Myanmar yesterday pledged to promote a culture of tolerance, despite international outrage over an appalling human rights record that includes its crackdown on Buddhist monks.
“We are committed to promote and strengthen a culture of peace and dialogue,” Myanmar Foreign Minister Nyan Win told a ministerial meeting of the Non-Aligned Movement in Manila.
“I hardly need to stress the importance of harboring mutual respect among people of different faiths,” he said.
“If we fail to show respect and discriminate against other religions, conflicts and tensions among peoples will linger on. We fully agree that tolerance is a fundamental value of international relations,” he said.

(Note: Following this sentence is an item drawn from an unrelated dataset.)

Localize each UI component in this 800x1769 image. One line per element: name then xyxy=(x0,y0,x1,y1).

However, Myanmar remains an international pariah over its continuing crackdown on Buddhist monks and opposition members.
In a report late last year, Human Rights Watch said as many as 240 monks had been jailed in Myanmar, with thousands of others defrocked or living in fear of arrest for their role in mass demonstrations in 2007.

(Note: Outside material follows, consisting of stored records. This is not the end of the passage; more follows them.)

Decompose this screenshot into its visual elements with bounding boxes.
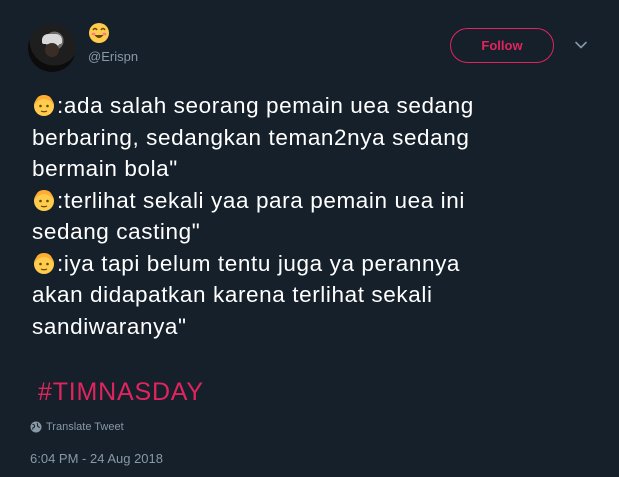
user-handle[interactable]: @Erispn [88,49,138,64]
translate-label: Translate Tweet [46,421,124,433]
avatar-face [45,43,59,57]
hashtag-link[interactable]: #TIMNASDAY [38,378,204,407]
tweet-line: berbaring, sedangkan teman2nya sedang [32,124,470,150]
tweet-line: bermain bola" [32,156,178,181]
tweet-line: sedang casting" [32,219,201,244]
translate-tweet-button[interactable]: Translate Tweet [30,421,124,433]
person-face-icon [34,252,54,274]
chevron-down-icon[interactable] [574,38,588,52]
tweet-line: sandiwaranya" [32,313,187,339]
smiling-face-icon [89,23,109,43]
tweet-line-text: :ada salah seorang pemain uea sedang [57,93,474,118]
tweet-timestamp[interactable]: 6:04 PM - 24 Aug 2018 [30,451,163,466]
avatar[interactable] [28,24,76,72]
person-face-icon [34,189,54,211]
tweet-line: :iya tapi belum tentu juga ya perannya [32,248,592,280]
tweet-line: :terlihat sekali yaa para pemain uea ini [32,185,592,217]
tweet-text: :ada salah seorang pemain uea sedang ber… [32,90,592,342]
follow-button[interactable]: Follow [450,28,554,63]
globe-icon [30,421,42,433]
tweet-line-text: :terlihat sekali yaa para pemain uea ini [57,187,465,213]
person-face-icon [34,95,54,116]
tweet-line: :ada salah seorang pemain uea sedang [32,90,592,122]
tweet-line: akan didapatkan karena terlihat sekali [32,282,433,307]
tweet-header: @Erispn Follow [0,0,619,90]
tweet-line-text: :iya tapi belum tentu juga ya perannya [57,250,461,276]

The rights group said as many as 2,200 political dissidents were in detention in Myanmar.
Myanmar also recently provoked international anger after the ruling junta passed laws effectively preventing Nobel Peace Prize laureate Aung San Suu Kyi from taking part in elections this year.
In a meeting scheduled with Nyan Win later yesterday, Philippine Foreign Minister Alberto Romulo was expected to criticize the laws and call for their repeal.
Nyan Win side-stepped the issue, saying the discussions with Romulo would focus only on bilateral relations.
Romulo said earlier he would urge ASEAN, to which both Myanmar and the Philippines belong, to call for a reversal of Myanmar’s decree, at the bloc’s annual summit in Vietnam next month.
ASEAN maintains a policy of non-interference in its members’ affairs, but that has slowly begun to erode in recent years, with the Philippines taking the lead in criticizing Myanmar’s junta.